Открылось окно, и зима ощутимо дыхнула на нас через него снежком да холодом. Смеясь, мы обе подбежали к окну, но вместо того, чтобы его закрыть, стали смотреть вниз. Я ничего не увидела, естественно. Флана сделала шумный глубокий вдох, принимая в легкие ледяной воздух, затем аккуратно оттеснила меня от окна, закрыла его, и, покосившись лукаво, сказала:
— Я жутко рада, что ты не мэза. Мэзы, они ведь такие все, — Флана задрала подбородок, выпятила вперед грудь и приняла надменное выражение лица.
Я снова рассмеялась – у девушки была очень выразительная мимика, и это при всей строгости и совершенстве ее черт! Определенно, природа была в ударе, создавая такой удивительный экземпляр человека. Посмеявшись вместе со мной, Флана добавила:
— Я ж это не по приказу все. Если б Ванде не сказала тебя опекать, я б все равно тебе помогала. Я знаю, что такое быть недоженшиной. Я не позволю никому тебя обидеть.
— Кто сказал, что ты недоженщина? — возмутилась я.
— Да никто, — буркнула она, и опустила взгляд на свои ботинки. Шаркнув по полу раз-другой, Флана произнесла тихо: — Я сама знаю… Если не могу рожать, я и есть недоженщина. Даже в семени самого мерзкого имперца есть жизнь… он и тот одарен. А я пустая.
— Знаешь, Флана, у некоторых мужчин кроме «живого» семени больше ничего и нет, как и у некоторых мэз кроме плодоносной матки тоже ничего. А ты прекрасная, сильная, добрая. Ты не «недо», ты «сверх».
— Что такое «сверх»?
— Это значит лучше остальных. Когда ты повзрослеешь, поймешь это сама, а пока просто поверь мне.

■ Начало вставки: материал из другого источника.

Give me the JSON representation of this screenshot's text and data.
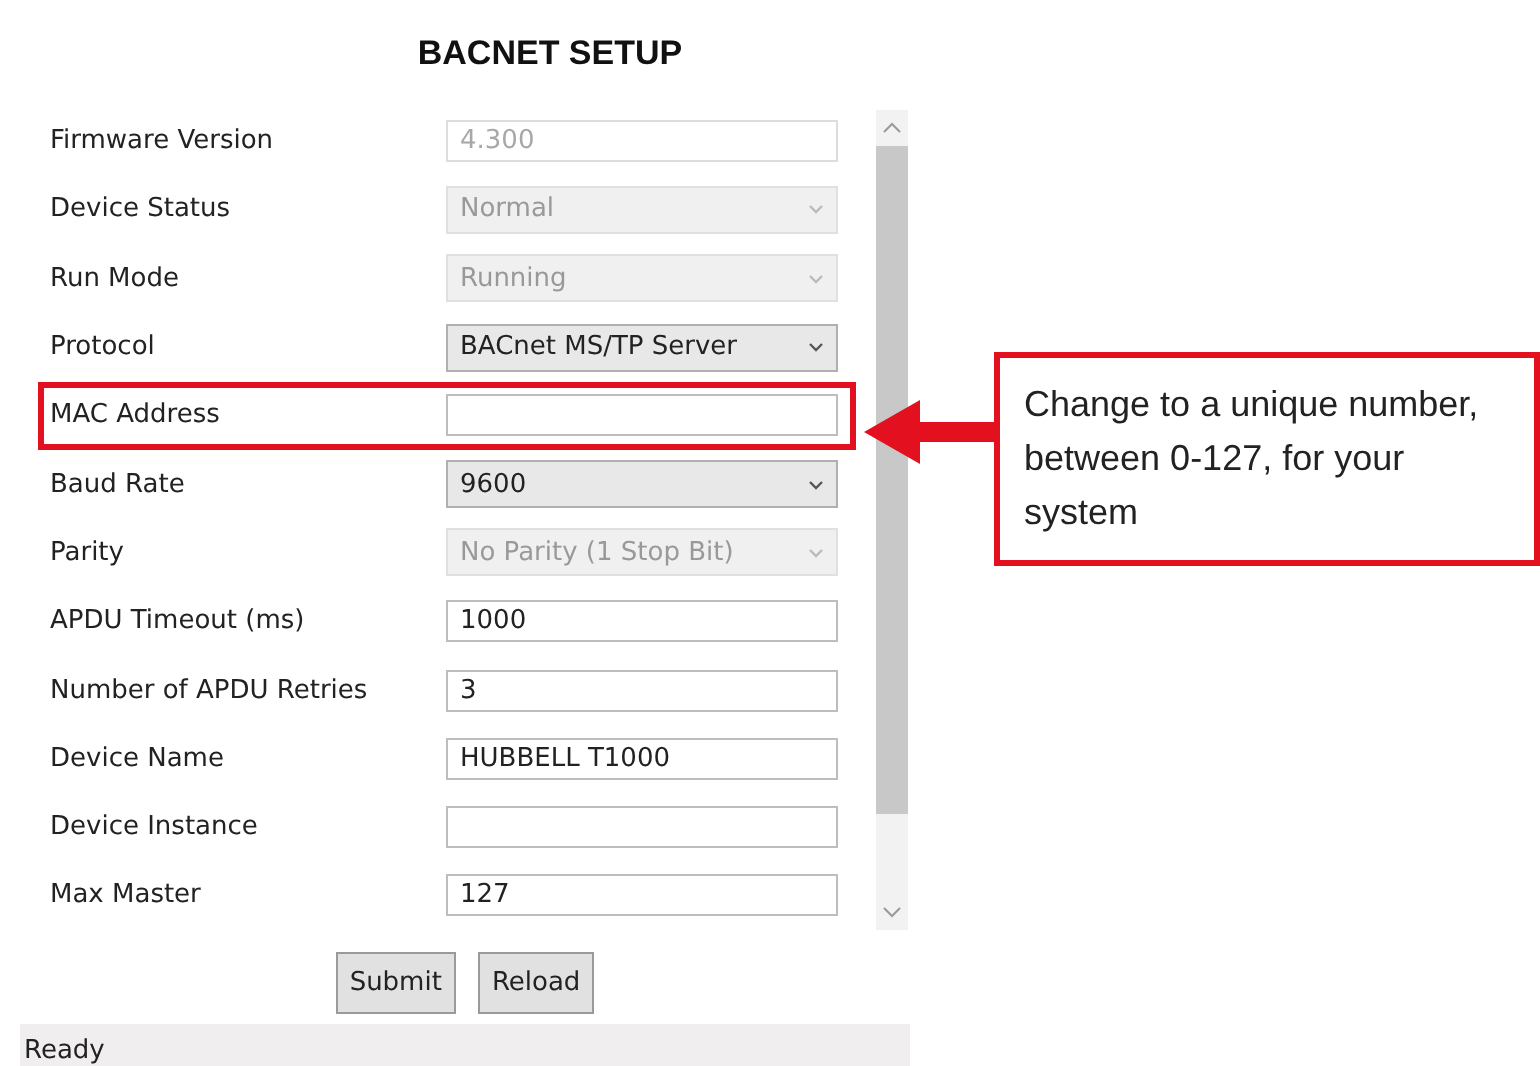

— А ты? Неужто сама не расстраиваешься, что пустуешь?
— Наоборот, я этому рада.
— Рада? — поразилась всадница, и раскрыла рот.

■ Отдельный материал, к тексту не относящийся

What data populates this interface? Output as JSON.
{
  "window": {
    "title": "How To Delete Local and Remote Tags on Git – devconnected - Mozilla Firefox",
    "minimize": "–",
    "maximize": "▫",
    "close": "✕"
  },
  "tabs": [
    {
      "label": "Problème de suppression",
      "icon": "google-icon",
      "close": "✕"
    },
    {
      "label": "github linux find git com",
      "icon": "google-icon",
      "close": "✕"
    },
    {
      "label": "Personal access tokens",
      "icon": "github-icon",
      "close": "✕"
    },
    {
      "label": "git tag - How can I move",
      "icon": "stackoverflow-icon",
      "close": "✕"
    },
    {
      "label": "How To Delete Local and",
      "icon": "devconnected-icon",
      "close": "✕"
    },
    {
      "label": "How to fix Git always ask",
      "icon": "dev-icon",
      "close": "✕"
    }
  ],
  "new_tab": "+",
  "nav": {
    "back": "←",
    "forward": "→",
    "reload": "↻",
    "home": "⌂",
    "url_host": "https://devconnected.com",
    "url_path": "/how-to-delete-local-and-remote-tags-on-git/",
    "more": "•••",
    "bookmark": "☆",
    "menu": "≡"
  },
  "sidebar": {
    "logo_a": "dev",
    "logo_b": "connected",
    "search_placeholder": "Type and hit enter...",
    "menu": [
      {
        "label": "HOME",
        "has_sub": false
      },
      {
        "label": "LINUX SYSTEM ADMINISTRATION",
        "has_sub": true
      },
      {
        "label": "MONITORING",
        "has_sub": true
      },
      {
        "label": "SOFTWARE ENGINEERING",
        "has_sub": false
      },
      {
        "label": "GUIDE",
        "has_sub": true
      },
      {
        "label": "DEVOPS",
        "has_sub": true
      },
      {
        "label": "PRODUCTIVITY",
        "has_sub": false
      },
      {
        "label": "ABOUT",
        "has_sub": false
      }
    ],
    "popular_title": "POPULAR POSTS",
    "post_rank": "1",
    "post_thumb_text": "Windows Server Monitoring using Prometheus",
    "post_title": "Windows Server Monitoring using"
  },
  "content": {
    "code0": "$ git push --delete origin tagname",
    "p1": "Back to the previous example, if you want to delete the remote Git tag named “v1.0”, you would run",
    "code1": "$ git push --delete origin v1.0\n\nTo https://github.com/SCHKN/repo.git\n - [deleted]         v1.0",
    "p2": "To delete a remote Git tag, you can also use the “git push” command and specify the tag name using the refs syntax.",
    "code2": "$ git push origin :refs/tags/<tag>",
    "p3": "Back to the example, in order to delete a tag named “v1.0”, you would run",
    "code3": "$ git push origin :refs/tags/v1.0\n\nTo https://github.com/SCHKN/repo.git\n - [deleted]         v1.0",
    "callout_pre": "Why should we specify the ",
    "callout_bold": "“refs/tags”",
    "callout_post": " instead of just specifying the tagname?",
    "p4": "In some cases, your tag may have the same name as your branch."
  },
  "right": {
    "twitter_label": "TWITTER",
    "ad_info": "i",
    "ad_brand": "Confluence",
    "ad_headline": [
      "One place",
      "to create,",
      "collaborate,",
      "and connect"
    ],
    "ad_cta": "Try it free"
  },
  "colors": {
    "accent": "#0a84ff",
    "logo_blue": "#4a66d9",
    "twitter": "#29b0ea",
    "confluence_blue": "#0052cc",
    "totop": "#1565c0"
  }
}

— Не хочу рожать новых страдальцев в этот мир.
Рот Фланы открылся еще шире.
— Это крамола! — выдохнула она. — Если кто узнает, что ты так думаешь, тебя накажут! Так нельзя думать, ты что?
— Думать можно как угодно, моя юная опекунша.
— Но Великая матерь не велит!
— Великая матерь не велит думать? — иронически уточила я.
— Да!
Я сложила руки на груди и пристально посмотрела на девушку, ожидая, когда она поймет, с чем только что сгоряча согласилась. Флана поняла, в чем дело, и протянула недовольно:
— Великая матерь справедлива, и, конечно, она не запрещает нам думать. Она запрещает думать о плохом, вот что. Не переиначивай.
Вид у всадницы стал такой недовольный, даже оскорбленный, что я не удержалась от вопроса:
— Уже жалеешь, что поручилась за меня?
— Нет. С тобой интересно.
— Действительно, со мной не соскучишься… — пробормотала я, и, передернув плечами, попросила: — Давай уже займемся камином, а? Мои косточки уже вовсю дрожат…
Несколько следующих дней были заняты наведением порядка и уюта в комнате Фланы. Это были непростые дни… Перво-наперво нужно было выкинуть хлам, а Флана категорически не желала избавляться от ненужных, по сути, вещей, давно сломанных. Мы спорили до хрипоты, выясняя, чему еще можно дать вторую жизнь, а что лучше снести вниз и оставить на виду – кому надо, возьмет. Еще одним поводом для споров стало то, что наши с Фланой представления о чистоте не совпадали.